Well-formed substring tables

For the purposes of this chapter, we will equip ourselves with Grammar5 as a fragment of a simple phrase structure grammar for English.


BOX:




Rule {simple sentence formation} S -> NP VP. Rule {intransitive verb} VP -> IV. Rule {intransitive verb plus PP complement} VP -> IV PP. Rule {transitive verb} VP -> TV NP. Rule {transitive verb plus PP complement} VP -> TV NP PP. Rule {transitive verb plus VP complement} VP -> TV NP VP. Rule {simple noun phrase} NP -> Det N. Rule {noun phrase with PP complement} NP -> Det N PP. Rule {simple prepositional phrase} PP -> P NP.

Word the: <cat> = Det. Word her: <cat> = Det. Word her: <cat> = NP. Word they: <cat> = NP. Word nurses: <cat> = NP. Word nurses: <cat> = N. Word book: <cat> = N. Word travel: <cat> = N. Word report: <cat> = N. Word report: <cat> = IV. Word hear: <cat> = TV. Word see: <cat> = TV. Word on: <cat> = P.

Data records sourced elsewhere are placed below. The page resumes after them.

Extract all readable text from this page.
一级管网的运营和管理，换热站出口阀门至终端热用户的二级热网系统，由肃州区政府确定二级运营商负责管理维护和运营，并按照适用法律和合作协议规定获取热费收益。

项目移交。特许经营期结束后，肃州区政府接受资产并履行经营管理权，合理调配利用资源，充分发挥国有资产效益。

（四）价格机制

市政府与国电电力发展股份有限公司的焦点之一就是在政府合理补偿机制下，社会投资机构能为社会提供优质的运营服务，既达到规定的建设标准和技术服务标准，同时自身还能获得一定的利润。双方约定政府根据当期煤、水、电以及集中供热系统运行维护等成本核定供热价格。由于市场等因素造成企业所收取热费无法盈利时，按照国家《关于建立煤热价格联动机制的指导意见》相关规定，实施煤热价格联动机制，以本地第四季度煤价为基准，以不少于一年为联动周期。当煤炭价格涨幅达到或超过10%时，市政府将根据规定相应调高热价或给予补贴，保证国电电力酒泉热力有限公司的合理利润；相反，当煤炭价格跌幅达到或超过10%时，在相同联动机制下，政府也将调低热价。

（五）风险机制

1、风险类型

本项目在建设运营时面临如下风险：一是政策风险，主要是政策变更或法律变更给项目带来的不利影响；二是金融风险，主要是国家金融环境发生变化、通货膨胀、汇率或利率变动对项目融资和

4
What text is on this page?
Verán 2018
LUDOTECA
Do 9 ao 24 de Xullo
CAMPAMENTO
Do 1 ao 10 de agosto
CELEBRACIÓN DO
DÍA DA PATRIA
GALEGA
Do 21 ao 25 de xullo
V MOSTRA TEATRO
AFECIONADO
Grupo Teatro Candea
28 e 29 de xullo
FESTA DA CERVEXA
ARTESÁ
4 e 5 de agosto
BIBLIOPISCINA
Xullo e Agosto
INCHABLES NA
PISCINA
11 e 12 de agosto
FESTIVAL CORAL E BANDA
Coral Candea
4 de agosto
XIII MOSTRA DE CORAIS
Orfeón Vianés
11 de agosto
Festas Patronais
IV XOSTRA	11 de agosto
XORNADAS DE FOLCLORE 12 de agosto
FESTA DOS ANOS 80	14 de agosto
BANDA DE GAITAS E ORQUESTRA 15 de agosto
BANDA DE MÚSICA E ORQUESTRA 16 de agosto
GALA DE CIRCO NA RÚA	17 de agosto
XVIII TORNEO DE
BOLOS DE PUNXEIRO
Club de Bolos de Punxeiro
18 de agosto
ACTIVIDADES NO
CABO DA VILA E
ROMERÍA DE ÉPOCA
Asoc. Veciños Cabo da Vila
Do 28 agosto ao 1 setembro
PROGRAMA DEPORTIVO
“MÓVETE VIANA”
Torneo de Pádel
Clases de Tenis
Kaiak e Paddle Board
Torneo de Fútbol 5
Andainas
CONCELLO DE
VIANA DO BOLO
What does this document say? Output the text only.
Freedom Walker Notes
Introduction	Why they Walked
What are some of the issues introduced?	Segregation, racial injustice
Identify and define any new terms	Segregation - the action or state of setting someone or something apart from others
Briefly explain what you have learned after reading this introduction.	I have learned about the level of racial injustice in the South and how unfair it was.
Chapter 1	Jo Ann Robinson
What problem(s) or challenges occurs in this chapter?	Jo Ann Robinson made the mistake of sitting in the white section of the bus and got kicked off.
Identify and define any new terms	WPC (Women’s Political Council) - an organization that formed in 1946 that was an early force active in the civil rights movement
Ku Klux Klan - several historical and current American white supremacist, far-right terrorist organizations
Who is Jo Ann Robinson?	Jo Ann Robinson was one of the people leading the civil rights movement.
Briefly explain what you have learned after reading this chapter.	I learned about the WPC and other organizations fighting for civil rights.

Grammar5 will assign structures to such sentences as:


Nurses hear her. The nurses report. They see the book on the nurses. They hear her report on the nurses.

Since the grammar has no number agreement mechanism and no case distinctions, it will also assign structures to a range of ungrammatical strings, such as '*The book hear they', as well as a typical collection of grammatical but silly sentences, such as 'They hear the book'. These apparent shortcomings are not our focus of interest here, however. Our concern initially is with the nature of the encoding of information about strings that a parser can glean from this grammar.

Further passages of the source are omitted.